Jonah Goldberg over at National Review summed things up nicely in his piece entitled The Pittsburgh Massacre Wasn’t Trump’s Fault, but He’s Not Helping.
Amid the mail-bomb scare last week Trump tweeted about how unfair it is that CNN can criticize him “yet when I criticize them they go wild and scream, ‘It’s just not Presidential!’” The false equivalence is lost on him and on his biggest defenders. CNN isn’t the president. It’s in a different lane. And while some of its coverage is worthy of criticism, it isn’t — or shouldn’t be — a warrant for Trump to leave his lane.
I don’t think Trump deliberately encouraged the slaughter in Pittsburgh.
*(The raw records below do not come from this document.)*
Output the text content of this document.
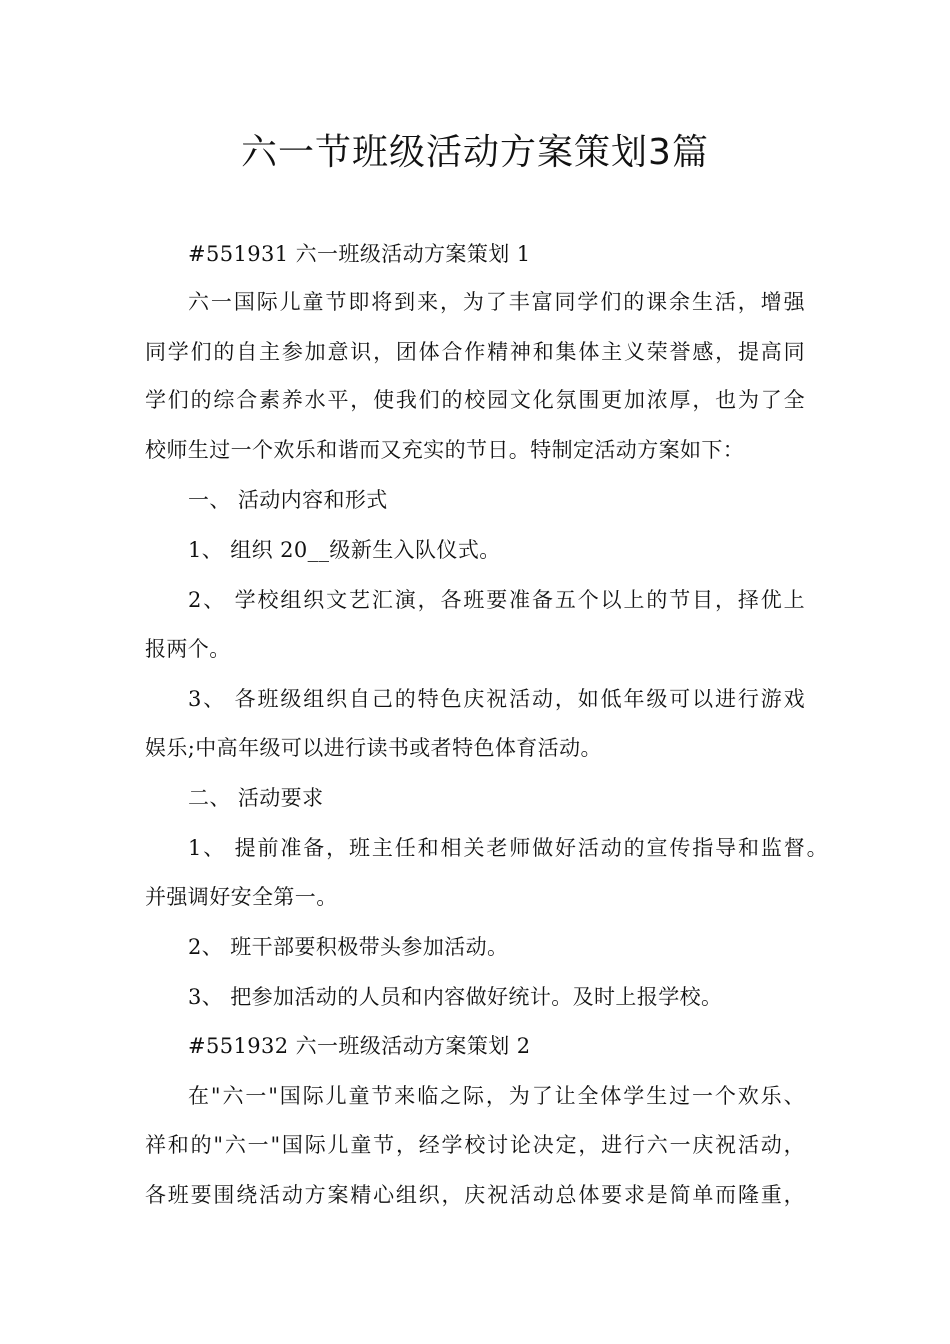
六一节班级活动方案策划3篇
#551931 六一班级活动方案策划 1
六一国际儿童节即将到来，为了丰富同学们的课余生活，增强
同学们的自主参加意识，团体合作精神和集体主义荣誉感，提高同
学们的综合素养水平，使我们的校园文化氛围更加浓厚，也为了全
校师生过一个欢乐和谐而又充实的节日。特制定活动方案如下：
一、 活动内容和形式
1、 组织 20__级新生入队仪式。
2、 学校组织文艺汇演，各班要准备五个以上的节目，择优上
报两个。
3、 各班级组织自己的特色庆祝活动，如低年级可以进行游戏
娱乐;中高年级可以进行读书或者特色体育活动。
二、 活动要求
1、 提前准备，班主任和相关老师做好活动的宣传指导和监督。
并强调好安全第一。
2、 班干部要积极带头参加活动。
3、 把参加活动的人员和内容做好统计。及时上报学校。
#551932 六一班级活动方案策划 2
在"六一"国际儿童节来临之际，为了让全体学生过一个欢乐、
祥和的"六一"国际儿童节，经学校讨论决定，进行六一庆祝活动，
各班要围绕活动方案精心组织，庆祝活动总体要求是简单而隆重，
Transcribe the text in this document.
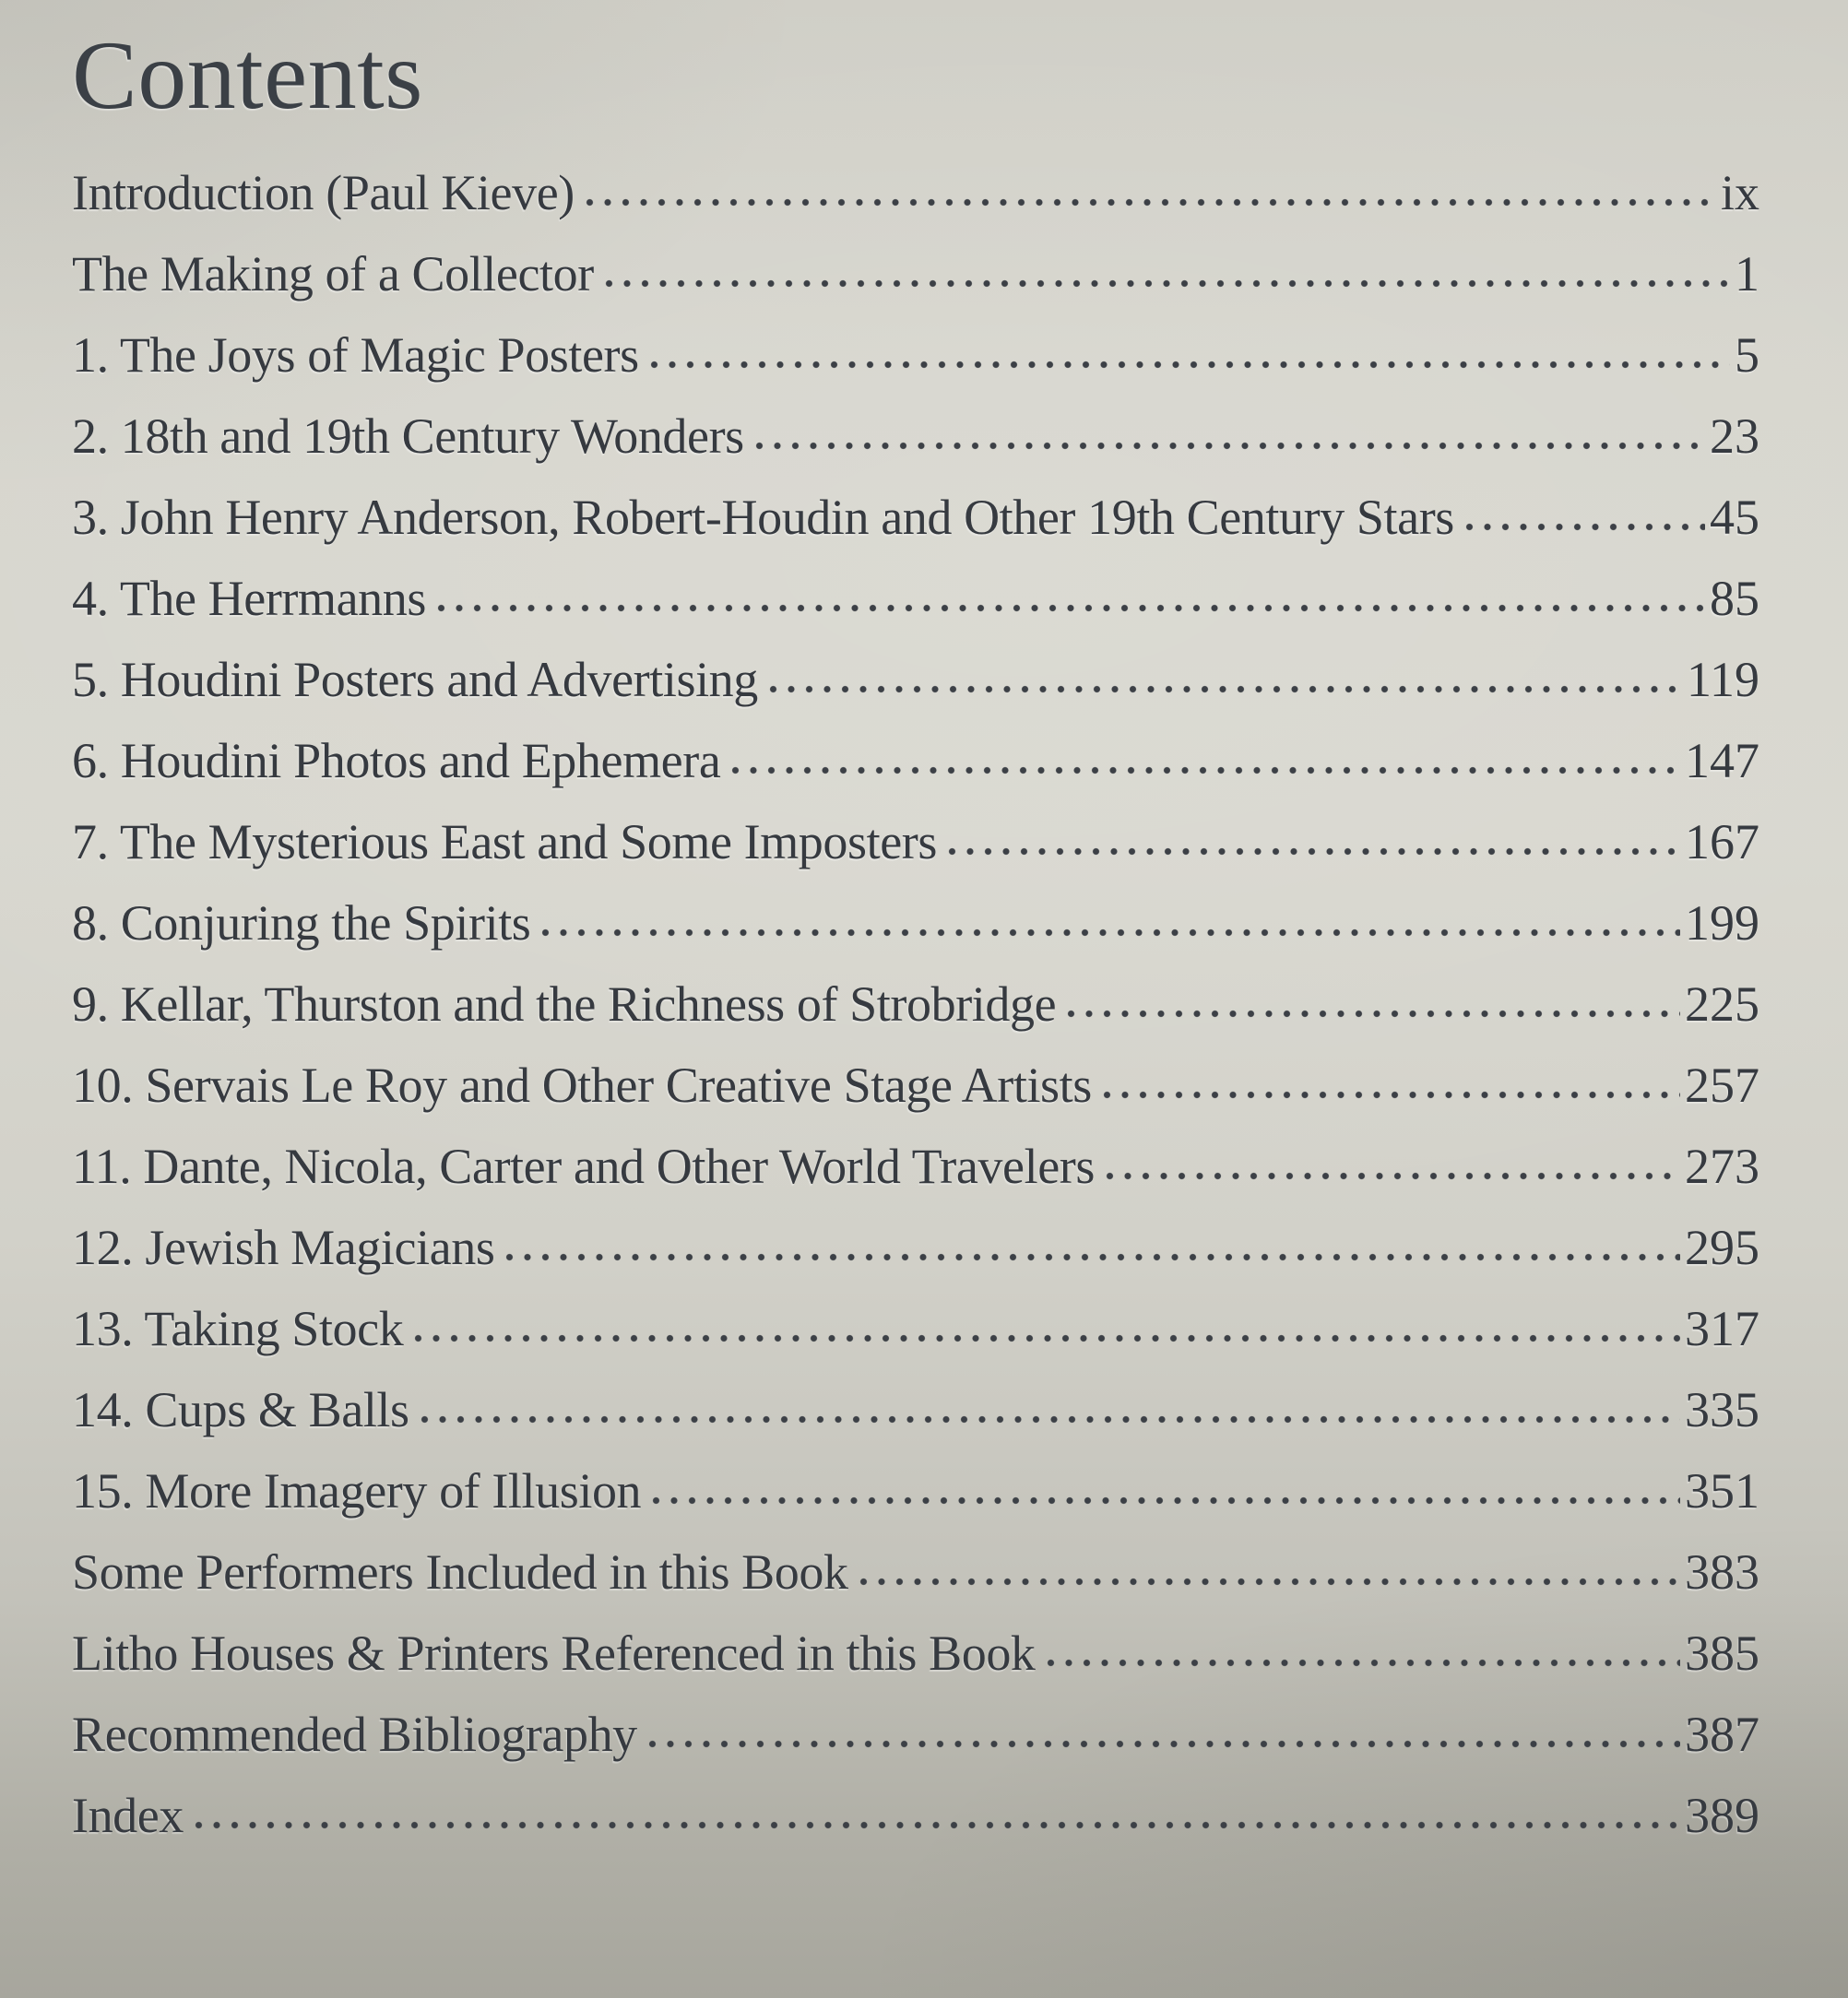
Contents
Introduction (Paul Kieve)	ix
The Making of a Collector	1
1. The Joys of Magic Posters	5
2. 18th and 19th Century Wonders	23
3. John Henry Anderson, Robert-Houdin and Other 19th Century Stars	45
4. The Herrmanns	85
5. Houdini Posters and Advertising	119
6. Houdini Photos and Ephemera	147
7. The Mysterious East and Some Imposters	167
8. Conjuring the Spirits	199
9. Kellar, Thurston and the Richness of Strobridge	225
10. Servais Le Roy and Other Creative Stage Artists	257
11. Dante, Nicola, Carter and Other World Travelers	273
12. Jewish Magicians	295
13. Taking Stock	317
14. Cups & Balls	335
15. More Imagery of Illusion	351
Some Performers Included in this Book	383
Litho Houses & Printers Referenced in this Book	385
Recommended Bibliography	387
Index	389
But every day he fuels a sense of chaos, a feeling that none of the norms or rules apply anymore. And that is bad enough. It certainly isn’t helping. The president is supposed to at least try.
I certainly wish President Donald Trump would do his part to tone down the volatility in these divided United States. As the leader of our nation, he could do much to address the issues of responsibility with common sense and calmness. A measured demeanor would go far and would strike a contrast against some of his detractors who claim it is he who incites violence.
Mr. President, please don’t be careless with your own words. You may not like the media, but – as always – no one creates violence but the actual criminal.